L’autorité royale était déjà bien établie sur Lyon lorsque intervint le transfert de 1312. Celle-ci faisait suite au refus de l’archevêque Pierre de Savoie, en janvier 1310, de prêter serment au roi lors d’un entretien avec Guillaume de Nogaret. Il se retrancha alors dans son château de Pierre-Scize, mais cette « rébellion » prit fin après un siège de trois mois par l’armée royale. Après le concile de Vienne, l’archevêque fut contraint d’« abandonner ses droits » dans une déclaration solennelle, en transférant sa juridiction et son « imperium » (son pouvoir judiciaire et politique) au roi, et fut envoyé en résidence surveillée en Île-de-France. Le chapitre cathédral fit de même huit jours plus tard. Mais ce transfert, qui ne changea pas la donne, n’eut lui-même rien de définitif, puisque huit ans plus tard, par la déclaration du 4 avril 1320, le roi transportait à l’archevêque la juridiction et ses revenus, charge bien lourde et peu rémunératrice pour les officiers royaux. L’archevêque devait prêter hommage au roi, qui conservait dans la ville des officiers, et la possibilité de recevoir les appels

La pénétration française avait été favorisée par la vacance du siège impérial après la fin du règne de Frédéric II en 1250, qui fut suivi d’un long « interrègne » jusqu’en 1273. L’empereur Henri VII de Luxembourg (1312 – 1313) s’adressa aux citoyens de Lyon comme à ses fidèles sujets, mais cette déclaration est sans conséquence.

La réunion de Lyon à la France n’entraîna pas de révoltes au XIVe siècle, mais des incidents entre l’archevêché et le roi. L’archevêque Charles III d’Alençon (1365 – 1375) se vit confisquer sa juridiction temporelle par Charles V (1364 – 1380) après avoir protesté contre les empiètements des officiers royaux et avoir excommunié le bailli. L’archevêque Philippe de Thurey (1389 – 1415) tenta lui aussi de résister au roi, avant de céder. Selon l’historien Bruno Galland, le poids du patriciat urbain (des bourgeois) et l’absence d’une véritable identité provinciale du Lyonnais facilitèrent son intégration au royaume.
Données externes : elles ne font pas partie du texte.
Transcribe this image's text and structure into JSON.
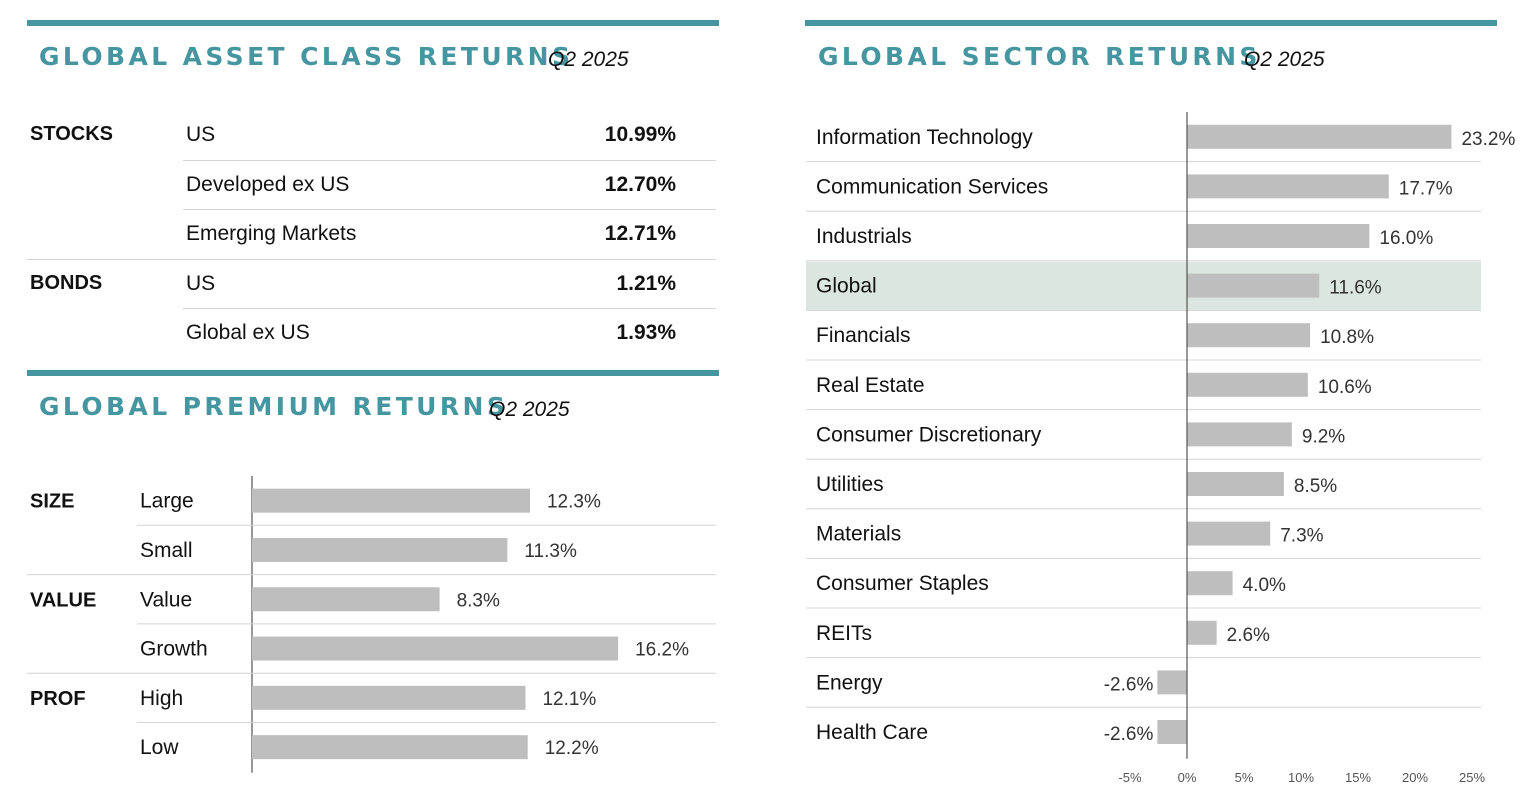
{
  "colors": {
    "accent": "#4596a0",
    "bar": "#bebebe",
    "highlight": "#dce6e1"
  },
  "asset_panel": {
    "title": "GLOBAL ASSET CLASS RETURNS",
    "quarter": "Q2 2025",
    "rows": [
      {
        "group": "STOCKS",
        "label": "US",
        "value": "10.99%"
      },
      {
        "group": "",
        "label": "Developed ex US",
        "value": "12.70%"
      },
      {
        "group": "",
        "label": "Emerging Markets",
        "value": "12.71%"
      },
      {
        "group": "BONDS",
        "label": "US",
        "value": "1.21%"
      },
      {
        "group": "",
        "label": "Global ex US",
        "value": "1.93%"
      }
    ]
  },
  "premium_panel": {
    "title": "GLOBAL PREMIUM RETURNS",
    "quarter": "Q2 2025"
  },
  "sector_panel": {
    "title": "GLOBAL SECTOR RETURNS",
    "quarter": "Q2 2025"
  },
  "chart_data": [
    {
      "type": "bar",
      "orientation": "horizontal",
      "title": "GLOBAL PREMIUM RETURNS",
      "groups": [
        "SIZE",
        "",
        "VALUE",
        "",
        "PROF",
        ""
      ],
      "categories": [
        "Large",
        "Small",
        "Value",
        "Growth",
        "High",
        "Low"
      ],
      "values": [
        12.3,
        11.3,
        8.3,
        16.2,
        12.1,
        12.2
      ],
      "value_labels": [
        "12.3%",
        "11.3%",
        "8.3%",
        "16.2%",
        "12.1%",
        "12.2%"
      ],
      "xlim": [
        0,
        20
      ]
    },
    {
      "type": "bar",
      "orientation": "horizontal",
      "title": "GLOBAL SECTOR RETURNS",
      "categories": [
        "Information Technology",
        "Communication Services",
        "Industrials",
        "Global",
        "Financials",
        "Real Estate",
        "Consumer Discretionary",
        "Utilities",
        "Materials",
        "Consumer Staples",
        "REITs",
        "Energy",
        "Health Care"
      ],
      "values": [
        23.2,
        17.7,
        16.0,
        11.6,
        10.8,
        10.6,
        9.2,
        8.5,
        7.3,
        4.0,
        2.6,
        -2.6,
        -2.6
      ],
      "value_labels": [
        "23.2%",
        "17.7%",
        "16.0%",
        "11.6%",
        "10.8%",
        "10.6%",
        "9.2%",
        "8.5%",
        "7.3%",
        "4.0%",
        "2.6%",
        "-2.6%",
        "-2.6%"
      ],
      "highlight": "Global",
      "xlim": [
        -5,
        25
      ],
      "xticks": [
        -5,
        0,
        5,
        10,
        15,
        20,
        25
      ],
      "xtick_labels": [
        "-5%",
        "0%",
        "5%",
        "10%",
        "15%",
        "20%",
        "25%"
      ]
    }
  ]
}
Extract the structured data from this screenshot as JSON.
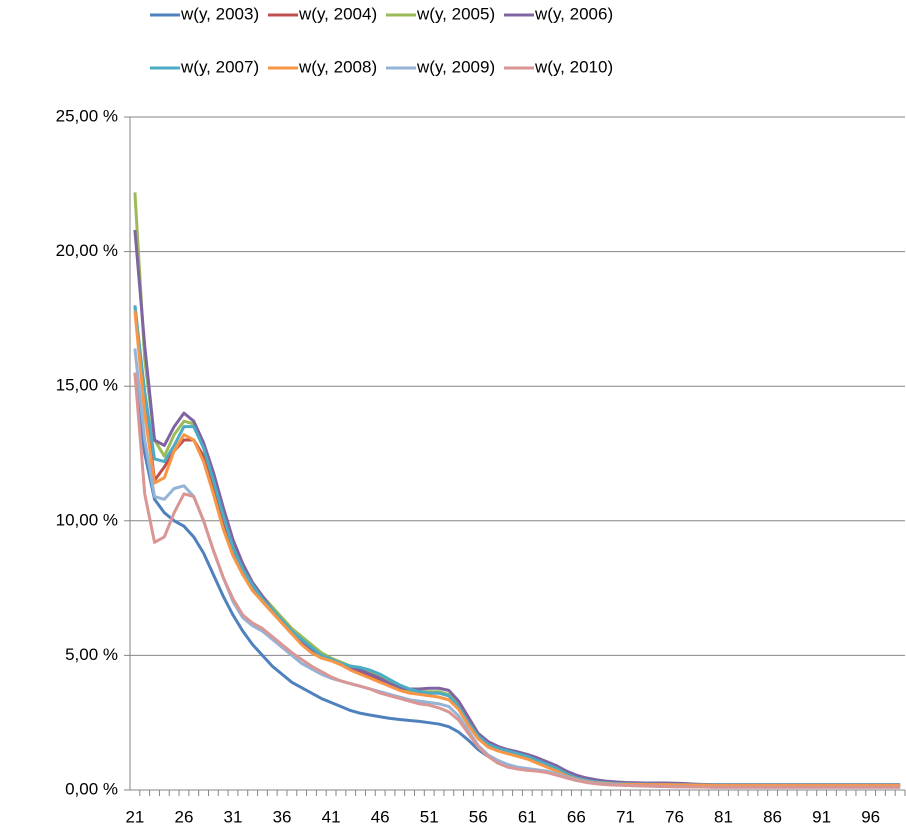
{
  "chart_data": {
    "type": "line",
    "categories": [
      21,
      null,
      null,
      null,
      null,
      26,
      null,
      null,
      null,
      null,
      31,
      null,
      null,
      null,
      null,
      36,
      null,
      null,
      null,
      null,
      41,
      null,
      null,
      null,
      null,
      46,
      null,
      null,
      null,
      null,
      51,
      null,
      null,
      null,
      null,
      56,
      null,
      null,
      null,
      null,
      61,
      null,
      null,
      null,
      null,
      66,
      null,
      null,
      null,
      null,
      71,
      null,
      null,
      null,
      null,
      76,
      null,
      null,
      null,
      null,
      81,
      null,
      null,
      null,
      null,
      86,
      null,
      null,
      null,
      null,
      91,
      null,
      null,
      null,
      null,
      96,
      null,
      null,
      null
    ],
    "ylim": [
      0,
      25
    ],
    "yticks": [
      {
        "value": 0,
        "label": "0,00 %"
      },
      {
        "value": 5,
        "label": "5,00 %"
      },
      {
        "value": 10,
        "label": "10,00 %"
      },
      {
        "value": 15,
        "label": "15,00 %"
      },
      {
        "value": 20,
        "label": "20,00 %"
      },
      {
        "value": 25,
        "label": "25,00 %"
      }
    ],
    "grid": true,
    "legend": "top",
    "series": [
      {
        "name": "w(y, 2003)",
        "color": "#4f81bd",
        "values": [
          15.5,
          12.5,
          10.8,
          10.3,
          10.0,
          9.8,
          9.4,
          8.8,
          8.0,
          7.2,
          6.5,
          5.9,
          5.4,
          5.0,
          4.6,
          4.3,
          4.0,
          3.8,
          3.6,
          3.4,
          3.25,
          3.1,
          2.95,
          2.85,
          2.78,
          2.72,
          2.66,
          2.62,
          2.58,
          2.55,
          2.5,
          2.45,
          2.35,
          2.15,
          1.85,
          1.5,
          1.25,
          1.05,
          0.9,
          0.82,
          0.76,
          0.72,
          0.66,
          0.58,
          0.48,
          0.4,
          0.34,
          0.3,
          0.27,
          0.25,
          0.24,
          0.23,
          0.23,
          0.22,
          0.22,
          0.22,
          0.21,
          0.21,
          0.21,
          0.2,
          0.2,
          0.2,
          0.2,
          0.2,
          0.2,
          0.2,
          0.2,
          0.2,
          0.2,
          0.2,
          0.2,
          0.2,
          0.2,
          0.2,
          0.2,
          0.2,
          0.2,
          0.2,
          0.2
        ]
      },
      {
        "name": "w(y, 2004)",
        "color": "#c0504d",
        "values": [
          18.0,
          14.5,
          11.5,
          12.0,
          12.6,
          13.0,
          13.0,
          12.4,
          11.2,
          10.0,
          8.9,
          8.0,
          7.5,
          7.0,
          6.6,
          6.2,
          5.8,
          5.5,
          5.2,
          5.0,
          4.85,
          4.7,
          4.55,
          4.4,
          4.25,
          4.1,
          3.9,
          3.75,
          3.65,
          3.6,
          3.6,
          3.6,
          3.5,
          3.1,
          2.5,
          2.0,
          1.7,
          1.55,
          1.45,
          1.35,
          1.25,
          1.1,
          0.95,
          0.8,
          0.62,
          0.48,
          0.38,
          0.32,
          0.28,
          0.25,
          0.23,
          0.22,
          0.22,
          0.21,
          0.21,
          0.2,
          0.2,
          0.19,
          0.19,
          0.18,
          0.18,
          0.18,
          0.18,
          0.18,
          0.18,
          0.18,
          0.18,
          0.18,
          0.18,
          0.18,
          0.18,
          0.18,
          0.18,
          0.18,
          0.18,
          0.18,
          0.18,
          0.18,
          0.18
        ]
      },
      {
        "name": "w(y, 2005)",
        "color": "#9bbb59",
        "values": [
          22.2,
          16.0,
          13.0,
          12.4,
          13.2,
          13.7,
          13.6,
          12.8,
          11.6,
          10.3,
          9.1,
          8.3,
          7.7,
          7.2,
          6.8,
          6.4,
          6.0,
          5.7,
          5.4,
          5.1,
          4.9,
          4.75,
          4.6,
          4.5,
          4.35,
          4.2,
          4.0,
          3.8,
          3.7,
          3.65,
          3.65,
          3.65,
          3.55,
          3.15,
          2.55,
          2.05,
          1.75,
          1.6,
          1.5,
          1.4,
          1.3,
          1.15,
          1.0,
          0.85,
          0.65,
          0.5,
          0.4,
          0.33,
          0.29,
          0.26,
          0.23,
          0.22,
          0.22,
          0.21,
          0.21,
          0.2,
          0.2,
          0.19,
          0.19,
          0.18,
          0.18,
          0.18,
          0.18,
          0.18,
          0.18,
          0.18,
          0.18,
          0.18,
          0.18,
          0.18,
          0.18,
          0.18,
          0.18,
          0.18,
          0.18,
          0.18,
          0.18,
          0.18,
          0.18
        ]
      },
      {
        "name": "w(y, 2006)",
        "color": "#8064a2",
        "values": [
          20.8,
          16.5,
          13.0,
          12.8,
          13.5,
          14.0,
          13.7,
          12.9,
          11.8,
          10.5,
          9.3,
          8.4,
          7.7,
          7.2,
          6.7,
          6.3,
          5.9,
          5.5,
          5.2,
          5.0,
          4.85,
          4.7,
          4.55,
          4.45,
          4.3,
          4.15,
          3.95,
          3.8,
          3.75,
          3.75,
          3.78,
          3.78,
          3.7,
          3.3,
          2.7,
          2.1,
          1.8,
          1.62,
          1.5,
          1.42,
          1.32,
          1.2,
          1.05,
          0.9,
          0.7,
          0.55,
          0.45,
          0.38,
          0.33,
          0.3,
          0.28,
          0.27,
          0.26,
          0.26,
          0.26,
          0.25,
          0.24,
          0.22,
          0.2,
          0.18,
          0.18,
          0.18,
          0.18,
          0.18,
          0.18,
          0.18,
          0.18,
          0.18,
          0.18,
          0.18,
          0.18,
          0.18,
          0.18,
          0.18,
          0.18,
          0.18,
          0.18,
          0.18,
          0.18
        ]
      },
      {
        "name": "w(y, 2007)",
        "color": "#4bacc6",
        "values": [
          18.0,
          14.8,
          12.3,
          12.2,
          12.8,
          13.5,
          13.5,
          12.7,
          11.5,
          10.2,
          9.0,
          8.2,
          7.6,
          7.1,
          6.7,
          6.3,
          5.9,
          5.6,
          5.3,
          5.0,
          4.85,
          4.7,
          4.6,
          4.55,
          4.45,
          4.3,
          4.1,
          3.9,
          3.75,
          3.65,
          3.6,
          3.6,
          3.5,
          3.1,
          2.5,
          2.0,
          1.7,
          1.55,
          1.45,
          1.35,
          1.25,
          1.1,
          0.95,
          0.8,
          0.6,
          0.45,
          0.36,
          0.3,
          0.27,
          0.24,
          0.23,
          0.22,
          0.22,
          0.21,
          0.21,
          0.2,
          0.2,
          0.19,
          0.19,
          0.18,
          0.18,
          0.18,
          0.18,
          0.18,
          0.18,
          0.18,
          0.18,
          0.18,
          0.18,
          0.18,
          0.18,
          0.18,
          0.18,
          0.18,
          0.18,
          0.18,
          0.18,
          0.18,
          0.18
        ]
      },
      {
        "name": "w(y, 2008)",
        "color": "#f79646",
        "values": [
          17.8,
          14.0,
          11.4,
          11.6,
          12.6,
          13.2,
          13.0,
          12.2,
          11.0,
          9.7,
          8.7,
          8.0,
          7.4,
          7.0,
          6.6,
          6.2,
          5.8,
          5.4,
          5.1,
          4.9,
          4.8,
          4.65,
          4.45,
          4.3,
          4.15,
          4.0,
          3.85,
          3.7,
          3.6,
          3.55,
          3.5,
          3.45,
          3.35,
          3.0,
          2.4,
          1.9,
          1.6,
          1.45,
          1.35,
          1.25,
          1.15,
          1.0,
          0.85,
          0.7,
          0.52,
          0.4,
          0.32,
          0.27,
          0.24,
          0.22,
          0.21,
          0.21,
          0.2,
          0.2,
          0.2,
          0.19,
          0.19,
          0.18,
          0.18,
          0.17,
          0.17,
          0.17,
          0.17,
          0.17,
          0.17,
          0.17,
          0.17,
          0.17,
          0.17,
          0.17,
          0.17,
          0.17,
          0.17,
          0.17,
          0.17,
          0.17,
          0.17,
          0.17,
          0.17
        ]
      },
      {
        "name": "w(y, 2009)",
        "color": "#95b3d7",
        "values": [
          16.4,
          13.0,
          10.9,
          10.8,
          11.2,
          11.3,
          10.9,
          10.0,
          8.9,
          7.9,
          7.0,
          6.4,
          6.1,
          5.9,
          5.6,
          5.3,
          5.0,
          4.7,
          4.5,
          4.3,
          4.15,
          4.05,
          3.95,
          3.85,
          3.75,
          3.65,
          3.55,
          3.45,
          3.35,
          3.3,
          3.25,
          3.2,
          3.1,
          2.75,
          2.2,
          1.65,
          1.3,
          1.1,
          0.95,
          0.85,
          0.8,
          0.75,
          0.7,
          0.6,
          0.48,
          0.38,
          0.3,
          0.25,
          0.22,
          0.2,
          0.17,
          0.16,
          0.15,
          0.14,
          0.13,
          0.12,
          0.12,
          0.11,
          0.11,
          0.1,
          0.1,
          0.1,
          0.1,
          0.1,
          0.1,
          0.1,
          0.1,
          0.1,
          0.1,
          0.1,
          0.1,
          0.1,
          0.1,
          0.1,
          0.1,
          0.1,
          0.1,
          0.1,
          0.1
        ]
      },
      {
        "name": "w(y, 2010)",
        "color": "#d99694",
        "values": [
          15.5,
          11.0,
          9.2,
          9.4,
          10.3,
          11.0,
          10.9,
          10.0,
          8.9,
          7.9,
          7.1,
          6.5,
          6.2,
          6.0,
          5.7,
          5.4,
          5.1,
          4.85,
          4.6,
          4.4,
          4.2,
          4.05,
          3.95,
          3.85,
          3.75,
          3.6,
          3.5,
          3.4,
          3.3,
          3.2,
          3.15,
          3.05,
          2.9,
          2.6,
          2.1,
          1.6,
          1.25,
          1.0,
          0.85,
          0.78,
          0.73,
          0.7,
          0.65,
          0.55,
          0.45,
          0.35,
          0.28,
          0.23,
          0.2,
          0.18,
          0.17,
          0.16,
          0.15,
          0.14,
          0.13,
          0.12,
          0.12,
          0.11,
          0.11,
          0.1,
          0.1,
          0.1,
          0.1,
          0.1,
          0.1,
          0.1,
          0.1,
          0.1,
          0.1,
          0.1,
          0.1,
          0.1,
          0.1,
          0.1,
          0.1,
          0.1,
          0.1,
          0.1,
          0.1
        ]
      }
    ]
  }
}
Le rattachement de Lyon eut une grande valeur symbolique pour la royauté française. Celle-ci intégrait en effet en son sein un archevêché doté d’une dignité éminente, la primatie des Gaules, ces dernières étant identifiées à la France par la propagande royale. Le roi pouvait se poser, en quelque sorte, comme le chef d’une Église « nationale », l’Église gallicane.